Simply put, Drudge is the most powerful influencer of contemporary policital news coverage today. Very often, what you read on Drudge today is what you’ll see in the paper, on the radio, or on TV tomorrow. Although big-name reporters wont admit it, most of them read Drudge multiple times a day.
Enough of my analysis, though. I’ll let the New York Times pick it up from here. Today’s edition has a great story on how political campaigns from both parties are relying on Drudge to drive mainstream media coverage of their candidate:
As Senator Barack Obama prepared to give a major speech on Iraq one morning a few weeks ago, a flashing red-siren alert went up on the Drudge Report Web site. It read, “Queen of the Quarter: Hillary Crushes Obama in Surprise Fund-Raising Surge,” and, “$27 Million, Sources Tell Drudge Report.”Within minutes, the Drudge site had injected Senator Hillary Rodham Clinton’s fund-raising success into the day’s political news on the Internet and cable television. It did not halt coverage of Mr. Obama’s speech or his criticism of her vote to authorize the war in 2002, but along the front lines of the campaign — the hourly, intensely fought effort to capture the news cycle or deny ownership of it to the other side — it was a telling assault.

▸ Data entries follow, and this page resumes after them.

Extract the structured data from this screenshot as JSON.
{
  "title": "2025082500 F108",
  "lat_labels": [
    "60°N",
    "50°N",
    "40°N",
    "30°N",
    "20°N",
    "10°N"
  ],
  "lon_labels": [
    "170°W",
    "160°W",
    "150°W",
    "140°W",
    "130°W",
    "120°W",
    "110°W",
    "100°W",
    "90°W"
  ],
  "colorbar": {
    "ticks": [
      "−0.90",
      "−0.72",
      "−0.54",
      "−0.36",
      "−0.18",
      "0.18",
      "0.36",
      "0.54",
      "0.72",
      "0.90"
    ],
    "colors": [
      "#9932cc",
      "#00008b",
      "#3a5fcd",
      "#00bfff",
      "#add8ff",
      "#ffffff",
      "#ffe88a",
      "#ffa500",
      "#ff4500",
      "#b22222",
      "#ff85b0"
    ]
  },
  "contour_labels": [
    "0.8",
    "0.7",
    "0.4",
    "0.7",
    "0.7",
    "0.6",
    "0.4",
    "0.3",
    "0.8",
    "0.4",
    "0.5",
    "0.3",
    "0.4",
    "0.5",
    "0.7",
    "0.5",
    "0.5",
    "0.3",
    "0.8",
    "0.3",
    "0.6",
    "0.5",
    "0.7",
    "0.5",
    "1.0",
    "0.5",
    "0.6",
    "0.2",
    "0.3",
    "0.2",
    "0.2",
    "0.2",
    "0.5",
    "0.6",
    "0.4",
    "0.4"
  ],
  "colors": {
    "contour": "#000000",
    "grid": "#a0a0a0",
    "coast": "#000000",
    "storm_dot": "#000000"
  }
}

Mrs. Clinton’s aides declined to discuss how the Drudge Report got access to her latest fund-raising figures nearly 20 minutes before the official announcement went to supporters. But it was a prime example of a development that has surprised much of the political world: Mrs. Clinton is learning to play nice with the Drudge Report and the powerful, elusive and conservative-leaning man behind it.
That man, Matt Drudge, came to national prominence a decade ago as a nemesis of the Clintons who used the Web to peddle, gleefully, the latest news and rumor generated by the Monica Lewinsky scandal.